Abstract

Background: Tris(2-chloropropyl) phosphate (TCPP) is an organophosphate flame retardant frequently applied to polyurethane foam. Bis(2-chloropropyl) phosphate (BCPP) is typically measured as the primary urinary biomarker for TCPP, but it is infrequently detected in adult urine and thus often considered unreliable. However, BCPP is frequently detected in urine samples from younger children, suggesting that it could still be effective for monitoring children’s exposure to TCPP. More recently, bis(2-chloro-isopropyl) hydroxy-isopropyl phosphate (BCIPHIPP) was identified as another TCPP metabolite and is considered to be an improved biomarker compared to BCPP due to its high detection in urine from all age groups. Methods: We compiled individual urinary biomarker data from children ages 1-73 months recruited from two U.S. cohorts in our laboratory from September 2014 to January 2018 (n=314). Individual concentrations of BCPP and BCIPHIPP as well as their ratio were examined for changes based on child’s age and demographic characteristics. Results: Children’s ages were significantly associated with the BCIPHIPP:BCPP ratio, with each month increase in age being associated with a 0.11 increase in the ratio (95% CI: 0.08, 0.13; p<0.001).
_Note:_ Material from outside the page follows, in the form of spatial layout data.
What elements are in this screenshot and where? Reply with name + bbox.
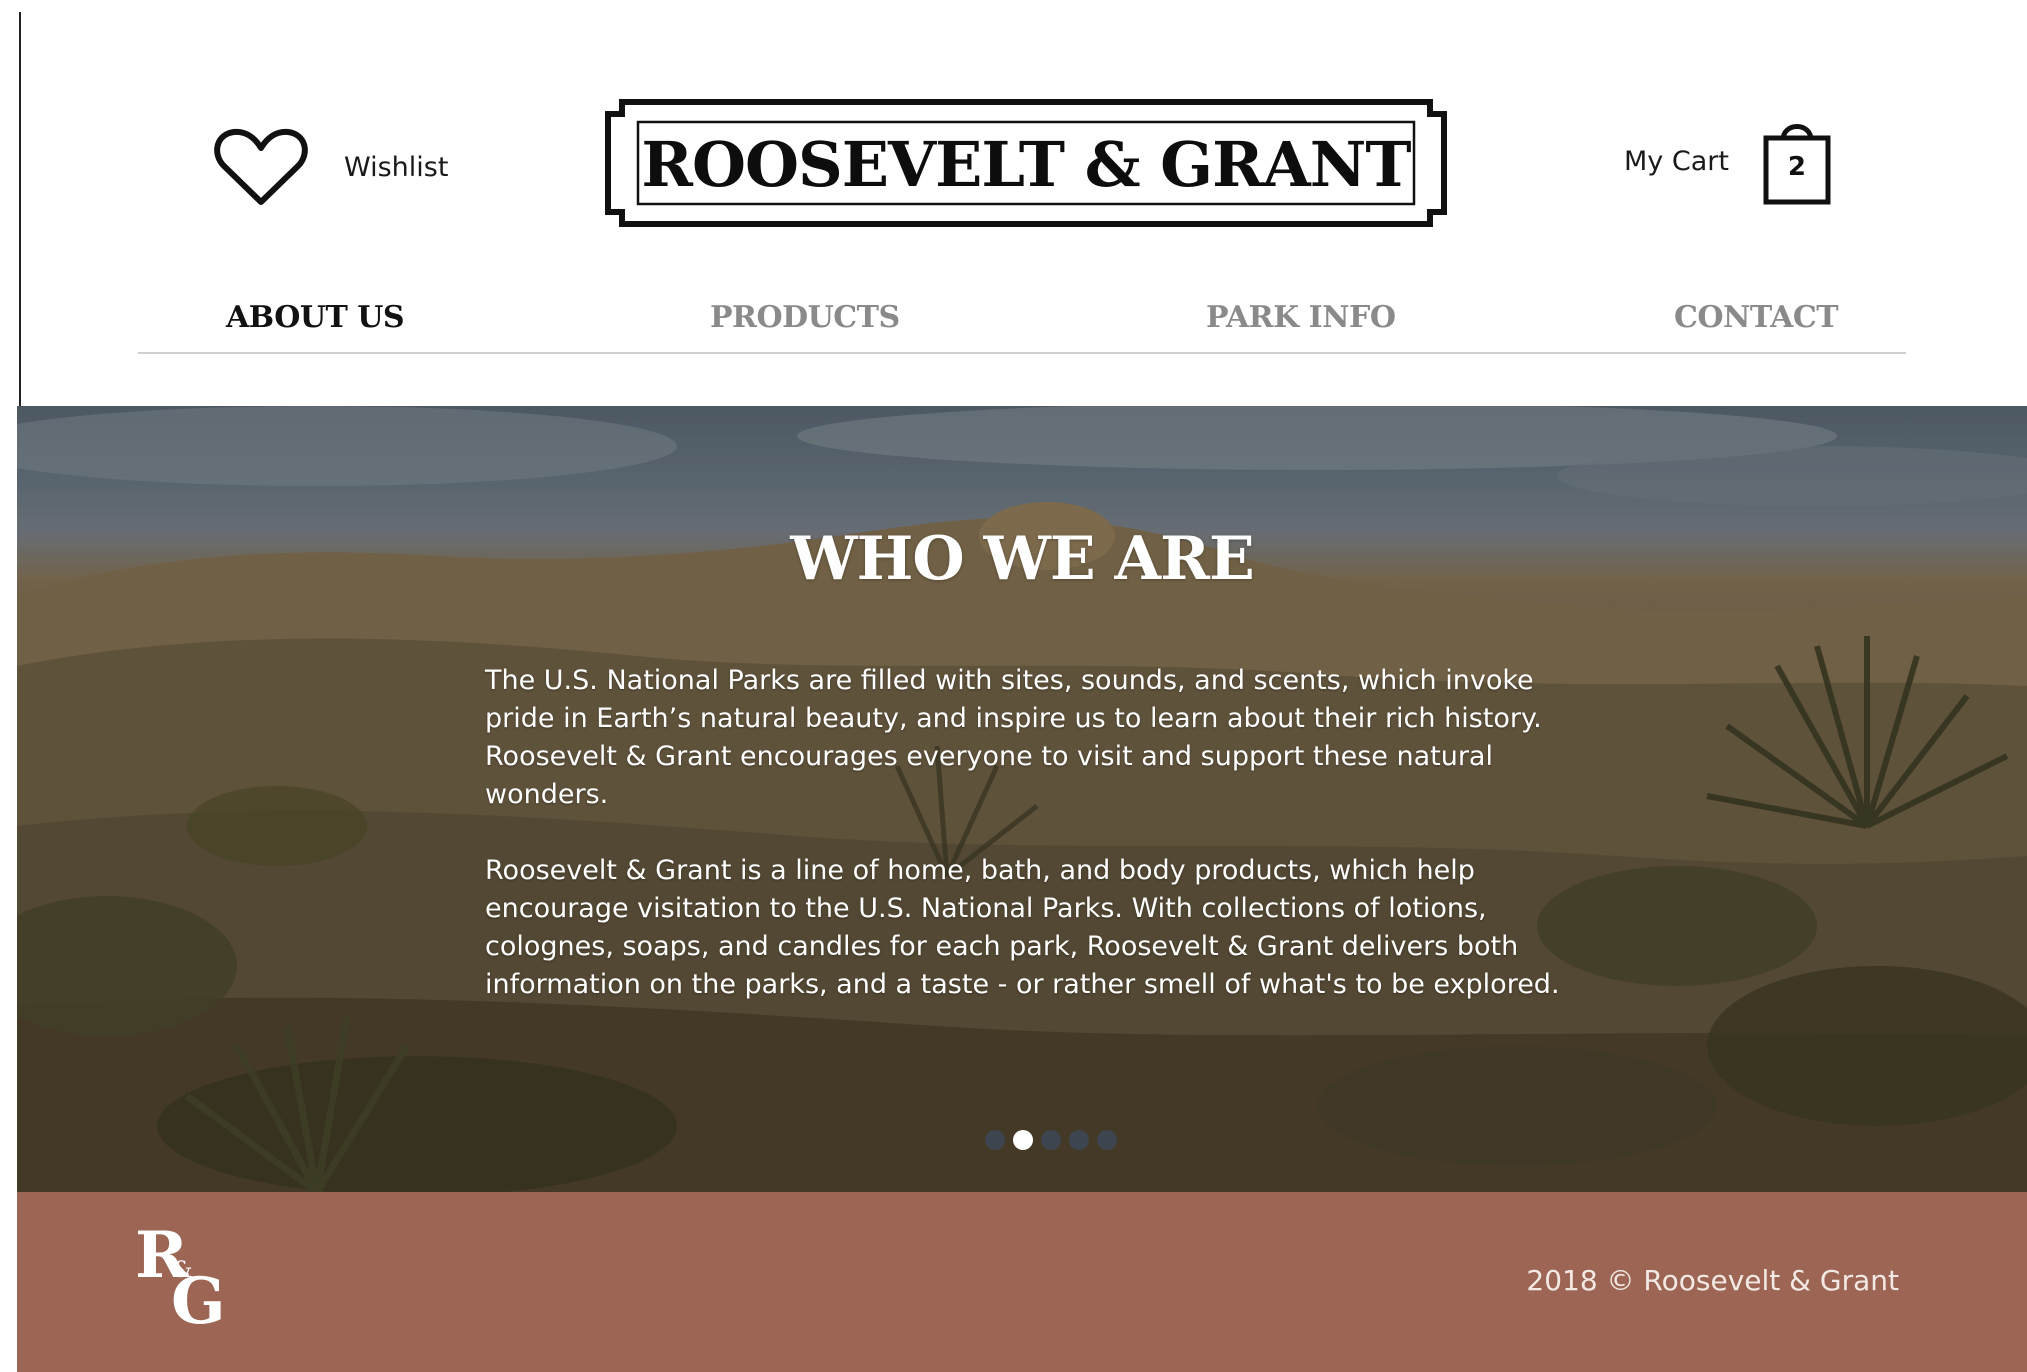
nav-about-us[interactable]: ABOUT US	[226, 300, 405, 335]
brand-logo-text: ROOSEVELT & GRANT	[641, 127, 1411, 201]
carousel-dot-4[interactable]	[1069, 1130, 1089, 1150]
carousel-dot-3[interactable]	[1041, 1130, 1061, 1150]
brand-logo[interactable]: ROOSEVELT & GRANT	[604, 98, 1448, 228]
carousel-dots	[985, 1130, 1117, 1150]
shopping-bag-icon: 2	[1763, 116, 1831, 206]
copyright-text: 2018 © Roosevelt & Grant	[1526, 1264, 1899, 1297]
nav-park-info[interactable]: PARK INFO	[1206, 300, 1396, 335]
hero-title: WHO WE ARE	[790, 524, 1254, 594]
carousel-dot-5[interactable]	[1097, 1130, 1117, 1150]
page: Wishlist ROOSEVELT & GRANT My Cart 2 ABO…	[0, 0, 2027, 1372]
hero-paragraph-2: Roosevelt & Grant is a line of home, bat…	[485, 855, 1560, 1000]
cart-link[interactable]: My Cart 2	[1624, 116, 1831, 206]
nav-contact[interactable]: CONTACT	[1674, 300, 1839, 335]
heart-icon	[214, 128, 308, 206]
hero-body: The U.S. National Parks are filled with …	[485, 662, 1575, 1042]
nav-products[interactable]: PRODUCTS	[710, 300, 900, 335]
carousel-dot-2[interactable]	[1013, 1130, 1033, 1150]
left-border-line	[19, 12, 21, 406]
main-nav: ABOUT US PRODUCTS PARK INFO CONTACT	[138, 296, 1906, 354]
hero-paragraph-1: The U.S. National Parks are filled with …	[485, 665, 1542, 810]
footer-logo-g: G	[171, 1264, 226, 1339]
wishlist-label: Wishlist	[344, 151, 449, 183]
site-footer: R & G 2018 © Roosevelt & Grant	[17, 1192, 2027, 1372]
footer-monogram-logo[interactable]: R & G	[135, 1224, 245, 1344]
hero-section: WHO WE ARE The U.S. National Parks are f…	[17, 406, 2027, 1192]
cart-label: My Cart	[1624, 145, 1729, 177]
wishlist-link[interactable]: Wishlist	[214, 128, 448, 206]
cart-count-badge: 2	[1787, 152, 1806, 182]
carousel-dot-1[interactable]	[985, 1130, 1005, 1150]
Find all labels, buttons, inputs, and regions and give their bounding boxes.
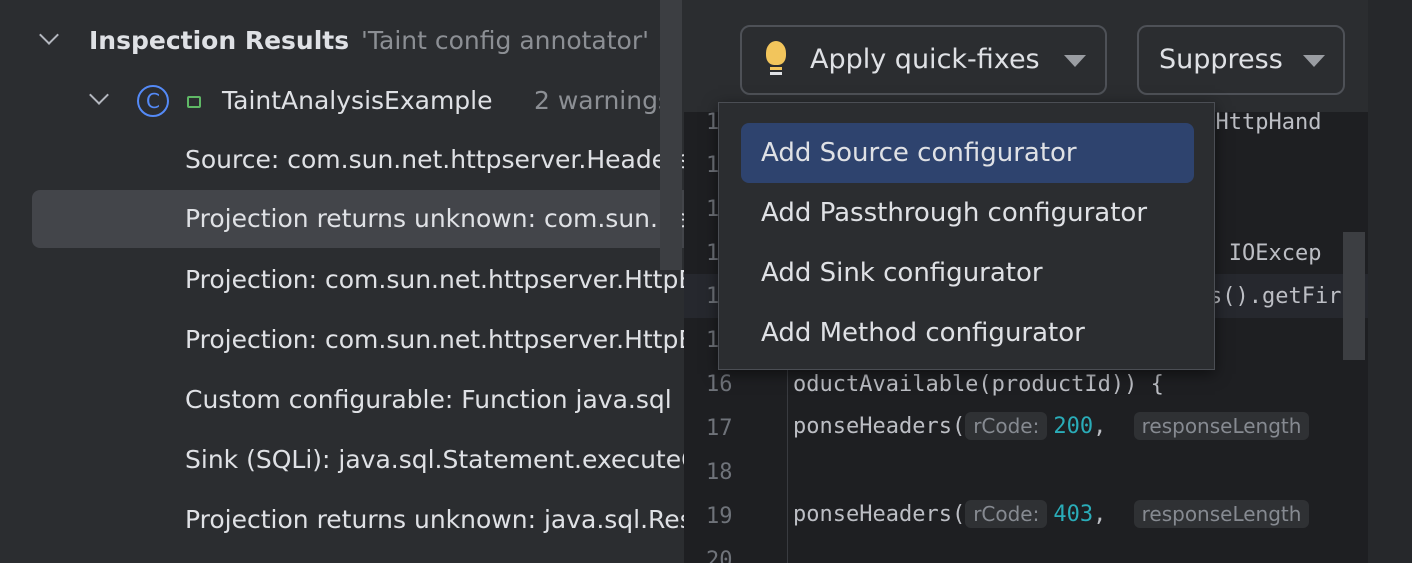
code-text: IOExcep — [1215, 241, 1322, 266]
class-icon: C — [137, 85, 169, 117]
param-hint: rCode: — [965, 412, 1048, 440]
code-line: ponseHeaders(rCode: 403, responseLength — [793, 500, 1315, 528]
code-text: ponseHeaders( — [793, 502, 966, 527]
dropdown-arrow-icon — [1303, 55, 1325, 67]
apply-quick-fixes-button[interactable]: Apply quick-fixes — [740, 25, 1107, 95]
lightbulb-icon — [766, 41, 786, 65]
class-name: TaintAnalysisExample — [222, 86, 493, 115]
right-edge-strip — [1368, 0, 1412, 563]
quick-fix-menu: Add Source configurator Add Passthrough … — [718, 102, 1215, 370]
root-subtitle: 'Taint config annotator' — [361, 26, 649, 55]
number-literal: 403 — [1053, 502, 1094, 527]
warning-count: 2 warnings — [534, 86, 671, 115]
tree-root[interactable]: Inspection Results 'Taint config annotat… — [0, 12, 684, 70]
tree-item[interactable]: Sink (SQLi): java.sql.Statement.executeQ… — [0, 431, 684, 489]
param-hint: responseLength — [1133, 500, 1310, 528]
line-number: 16 — [706, 372, 733, 397]
tree-item-label: Projection: com.sun.net.httpserver.HttpE… — [185, 265, 684, 294]
code-text: s().getFir — [1209, 284, 1342, 309]
tree-item[interactable]: Custom configurable: Function java.sql — [0, 371, 684, 429]
code-text: HttpHand — [1202, 112, 1322, 135]
code-line: oductAvailable(productId)) { — [793, 372, 1164, 397]
tree-item[interactable]: Projection returns unknown: java.sql.Res… — [0, 491, 684, 549]
inspection-tree-panel: Inspection Results 'Taint config annotat… — [0, 0, 684, 563]
tree-item-selected[interactable]: Projection returns unknown: com.sun.net.… — [32, 190, 684, 248]
tree-item-label: Projection returns unknown: java.sql.Res… — [185, 505, 684, 534]
code-text: oductAvailable(productId)) { — [793, 372, 1164, 397]
tree-item-label: Custom configurable: Function java.sql — [185, 385, 672, 414]
code-line: ponseHeaders(rCode: 200, responseLength — [793, 412, 1315, 440]
param-hint: responseLength — [1133, 412, 1310, 440]
suppress-button[interactable]: Suppress — [1137, 25, 1345, 95]
tree-item-label: Source: com.sun.net.httpserver.Headers.g… — [185, 145, 684, 174]
line-number: 18 — [706, 460, 733, 485]
line-number: 20 — [706, 548, 733, 563]
menu-item-add-method[interactable]: Add Method configurator — [741, 303, 1194, 363]
dropdown-arrow-icon — [1064, 55, 1086, 67]
menu-item-add-passthrough[interactable]: Add Passthrough configurator — [741, 183, 1194, 243]
tree-item-label: Projection returns unknown: com.sun.net.… — [185, 204, 684, 233]
tree-item[interactable]: Projection: com.sun.net.httpserver.HttpE… — [0, 311, 684, 369]
menu-item-add-source[interactable]: Add Source configurator — [741, 123, 1194, 183]
code-text: ponseHeaders( — [793, 414, 966, 439]
param-hint: rCode: — [965, 500, 1048, 528]
tree-item[interactable]: Source: com.sun.net.httpserver.Headers.g… — [0, 131, 684, 189]
tree-item-label: Projection: com.sun.net.httpserver.HttpE… — [185, 325, 684, 354]
menu-item-add-sink[interactable]: Add Sink configurator — [741, 243, 1194, 303]
apply-label: Apply quick-fixes — [810, 44, 1040, 75]
line-number: 19 — [706, 504, 733, 529]
root-title: Inspection Results — [89, 26, 350, 55]
line-number: 17 — [706, 416, 733, 441]
editor-scrollbar[interactable] — [1343, 232, 1365, 360]
tree-scrollbar[interactable] — [660, 0, 682, 270]
suppress-label: Suppress — [1159, 44, 1283, 75]
code-line: s().getFir — [1209, 284, 1341, 309]
number-literal: 200 — [1053, 414, 1094, 439]
chevron-down-icon[interactable] — [39, 25, 59, 45]
lightbulb-base — [770, 67, 782, 70]
unlock-icon — [187, 96, 201, 108]
tree-item[interactable]: Projection: com.sun.net.httpserver.HttpE… — [0, 251, 684, 309]
chevron-down-icon[interactable] — [89, 85, 109, 105]
tree-item-label: Sink (SQLi): java.sql.Statement.executeQ… — [185, 445, 684, 474]
tree-class-node[interactable]: C TaintAnalysisExample 2 warnings — [0, 72, 684, 130]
Patterns appeared to be driven by a decrease in urinary BCPP concentrations with age. Increased exposure to TCIPP via breastfeeding may contribute to the higher BCPP observed among the youngest children. Alternatively, metabolism differences during the first few years of life, particularly as they relate to child’s race/ethnicity, may explain observed patterns. Also, children with a parent who graduated from college had a lower ratio (ß = -7.3, 95% CI: -11.4, -3.3; p=0.0004). Conclusion: These results suggest that current analyses utilizing only BCPP as a biomarker could severely underestimate individual exposures to TCPP. Further, this study could have broader implications for biomonitoring as these results demonstrate that the selection of an appropriate exposure biomarker could change based on demographics of the study population.